At the same time I believe that, together, we can also create a new way of being the Church that is much needed in our day. That’s why New Wine is building an online platform that cultivates new power, flattens hierarchies, and activates the priesthood of all believers. (The clergy/laity divide is so old power!)

Old power fosters dependency and consumerism; new power is about empowerment and high participation. Old power operates under a scarcity mindset; new power operates in abundance. New power is already everywhere and in everybody– much more than anyone can contain! To me, that sounds like Jesus describing God’s Kingdom: “…the Kingdom of Heaven has come near!” (Matthew 4:17) It’s already in us and all around us.

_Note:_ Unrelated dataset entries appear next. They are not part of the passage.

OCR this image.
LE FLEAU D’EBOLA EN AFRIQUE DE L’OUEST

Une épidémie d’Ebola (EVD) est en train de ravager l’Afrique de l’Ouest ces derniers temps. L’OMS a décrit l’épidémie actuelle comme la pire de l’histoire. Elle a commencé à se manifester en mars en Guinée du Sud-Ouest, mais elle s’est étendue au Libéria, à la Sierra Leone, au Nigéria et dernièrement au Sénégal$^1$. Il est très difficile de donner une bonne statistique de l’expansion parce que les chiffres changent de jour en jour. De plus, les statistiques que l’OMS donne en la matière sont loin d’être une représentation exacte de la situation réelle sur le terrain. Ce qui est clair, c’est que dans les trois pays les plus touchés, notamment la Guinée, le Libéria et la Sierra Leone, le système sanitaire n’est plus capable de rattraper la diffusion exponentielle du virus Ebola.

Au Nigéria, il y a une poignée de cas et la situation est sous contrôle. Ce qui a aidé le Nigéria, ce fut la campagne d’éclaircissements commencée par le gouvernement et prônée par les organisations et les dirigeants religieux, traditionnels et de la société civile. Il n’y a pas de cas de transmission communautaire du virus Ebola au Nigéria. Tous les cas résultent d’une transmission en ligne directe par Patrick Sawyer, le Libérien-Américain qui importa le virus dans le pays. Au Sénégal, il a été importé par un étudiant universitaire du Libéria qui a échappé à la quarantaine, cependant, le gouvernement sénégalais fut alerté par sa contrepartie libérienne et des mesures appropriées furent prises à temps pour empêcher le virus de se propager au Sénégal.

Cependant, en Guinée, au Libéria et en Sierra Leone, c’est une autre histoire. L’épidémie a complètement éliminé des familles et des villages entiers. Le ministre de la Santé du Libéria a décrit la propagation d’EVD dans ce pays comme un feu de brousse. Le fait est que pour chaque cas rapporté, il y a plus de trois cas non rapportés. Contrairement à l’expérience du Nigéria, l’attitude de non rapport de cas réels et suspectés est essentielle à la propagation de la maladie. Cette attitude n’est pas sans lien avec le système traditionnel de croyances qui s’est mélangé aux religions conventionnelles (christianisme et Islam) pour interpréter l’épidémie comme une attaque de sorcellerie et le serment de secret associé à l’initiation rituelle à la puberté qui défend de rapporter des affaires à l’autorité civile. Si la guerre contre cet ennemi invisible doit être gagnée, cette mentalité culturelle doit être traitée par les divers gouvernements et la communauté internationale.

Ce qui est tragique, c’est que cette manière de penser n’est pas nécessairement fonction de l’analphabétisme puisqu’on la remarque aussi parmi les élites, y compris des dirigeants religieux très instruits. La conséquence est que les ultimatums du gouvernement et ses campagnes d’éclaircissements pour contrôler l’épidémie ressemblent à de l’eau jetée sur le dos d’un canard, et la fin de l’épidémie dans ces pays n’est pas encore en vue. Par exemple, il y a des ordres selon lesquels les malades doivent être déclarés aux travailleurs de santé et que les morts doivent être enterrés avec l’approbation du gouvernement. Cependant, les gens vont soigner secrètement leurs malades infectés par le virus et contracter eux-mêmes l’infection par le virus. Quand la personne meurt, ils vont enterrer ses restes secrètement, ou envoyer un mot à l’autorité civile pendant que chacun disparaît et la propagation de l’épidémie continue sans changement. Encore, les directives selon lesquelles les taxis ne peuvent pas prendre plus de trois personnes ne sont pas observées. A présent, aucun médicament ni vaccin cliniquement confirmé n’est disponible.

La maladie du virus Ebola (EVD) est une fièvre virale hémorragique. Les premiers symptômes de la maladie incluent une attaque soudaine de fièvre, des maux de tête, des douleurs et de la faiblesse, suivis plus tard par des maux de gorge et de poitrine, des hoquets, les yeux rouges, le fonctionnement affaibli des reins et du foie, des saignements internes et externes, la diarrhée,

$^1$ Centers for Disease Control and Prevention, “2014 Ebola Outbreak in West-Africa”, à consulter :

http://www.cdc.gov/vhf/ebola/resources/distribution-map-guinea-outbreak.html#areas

When we let go of our need for power and control, and begin to reimagine church as simple relational communities that empower people, we get to dream some new possibilities:

  • Instead of being passive consumers and spectators, more people can become active participants: creators, connectors, and curators
  • Instead of outsourcing their spirituality to religious leaders, people can take ownership and responsibility for their own spiritual journeys
  • Instead of relying on positions and titles, leadership can be flexible and shared
  • Instead of competing with others, we can cooperate and collaborate for the common good
  • Instead of occupying people’s time and resources to build our own brands, we can release people to pursue their own passions and engage in love, healing, and justice work in the world

I see New Wine Collective as a grassroots movement that will be facilitated by technology but fueled by the new power that’s latent in all of us, especially in younger generations. My dream is to see that power released through relational connection and directed by love to heal and change the world.

Real change almost always starts in the margins, not in centers of power. Christianity itself started as a fringe movement on the outside edges of the religious establishment. It was seeded primarily among the powerless in society; slaves, women, and outcasts. It’s no coincidence then that so many prophetic spiritual movements throughout history have also started at the bottom, not the top. It’s the way Jesus did it!